Talking to BBS, she recounts the trafficking case involving a 16-year-old girl. “What happened was we received an anonymous letter. I think the person was being very responsible to actually report a crime. The initial complaint said that this person could hear a woman crying in a room. Her movements were restricted. And she was never allowed to go out. So at that point of time, we worked together with the then Director-General, Dr Rinchen Chophel of the National Commission for Women and Children. We followed the rule of law. We got the search warrant. We found out that a 16-year-old girl was brought to Bhutan from Darjeeling in India. It was somebody known to the family. She was promised she will be taken around Bhutan and sent back home. But what happened was, she wasn’t allowed to go out. She was made to do manual work in the house.

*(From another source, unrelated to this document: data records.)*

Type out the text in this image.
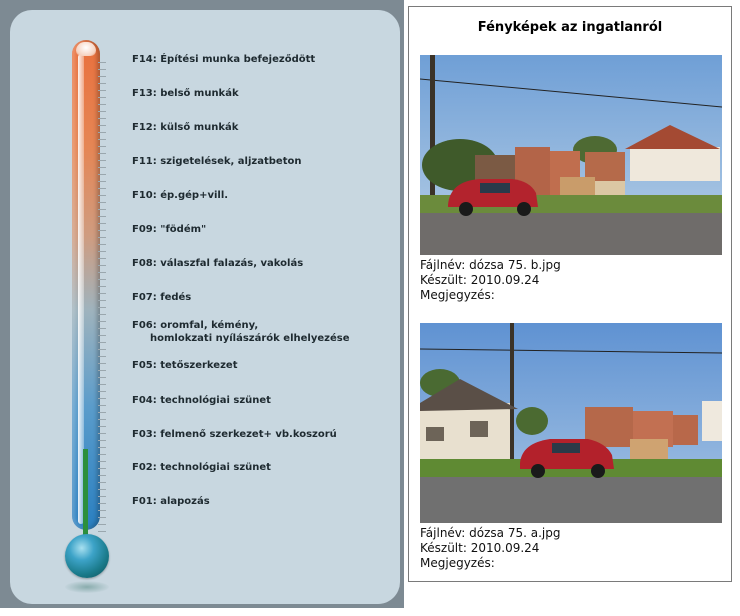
F14: Építési munka befejeződött
F13: belső munkák
F12: külső munkák
F11: szigetelések, aljzatbeton
F10: ép.gép+vill.
F09: "födém"
F08: válaszfal falazás, vakolás
F07: fedés
F06: oromfal, kémény,
homlokzati nyílászárók elhelyezése
F05: tetőszerkezet
F04: technológiai szünet
F03: felmenő szerkezet+ vb.koszorú
F02: technológiai szünet
F01: alapozás
Fényképek az ingatlanról
Fájlnév: dózsa 75. b.jpg
Készült: 2010.09.24
Megjegyzés:
Fájlnév: dózsa 75. a.jpg
Készült: 2010.09.24
Megjegyzés:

There were also allegations of the husband of the perpetrator touching her and molesting her. These are cases where it is difficult to prove. It is a child’s words against an adult. So we were not able to prove child molestation when we went to court. We got in touch with her family. We facilitated the mother to come and pick her up,” she said.

As RBP was still prosecuting the case during those days, it was Lt. Col Karma who prosecuted the case. The case also received the conviction.

Recognising her efforts to get a conviction in this case, Department of State this year recognised for her leadership role in increasing efforts to combat trafficking in Bhutan. She has elevated the investigation of human trafficking issues to a central objective of the Woman and Child Protection Division she leads. She has also developed innovative practices for compiling human trafficking-related data and was responsible for establishing a human trafficking awareness programme for Bhutanese citizens travelling overseas for employment. She played a central role in efforts to amend the Bhutan Penal Code to align its legal definition of human trafficking with international standards. Over the years, she has trained immigration officials, senior police officers, and non-commissioned officers on the identification of trafficking victims and investigation techniques and has successfully advocated for increased funding for trafficking victim services.

Speaking about the honour, she says it will further motivate and inspire her to work more in combating and protecting trafficking victims. “Not just trafficking in person but also any issues related to women and children is really close to my heart and also because I was given the responsibility of starting the first unit. The unit has successfully solved many cases. Because of that, we have replicated such units in a lot of districts.”

Talking about her challenges, she said other than the lack of understanding about trafficking among people, she said as a mother and an officer, it is always an option between the two. “In terms of being a mother, I think there is always a challenge there because the work that we do always involve travelling out of the station and you are not with your family most of the time. But I think that’s when your spouse plays a very important role, your family plays a very important role. Also, your in-laws play a very important role. So for me, I have been very lucky that I have a very understanding husband and I have a 10-year-old daughter who is in class five and I always explain how important it is for me to go out and help others who do not have both the parents. She is matured more than her age also because of the work that I do,” she added.

She added that being a mother makes her even more responsible to protect women and young girls and boys. Are there more challenges on the way? Definitely! But she is even more prepared.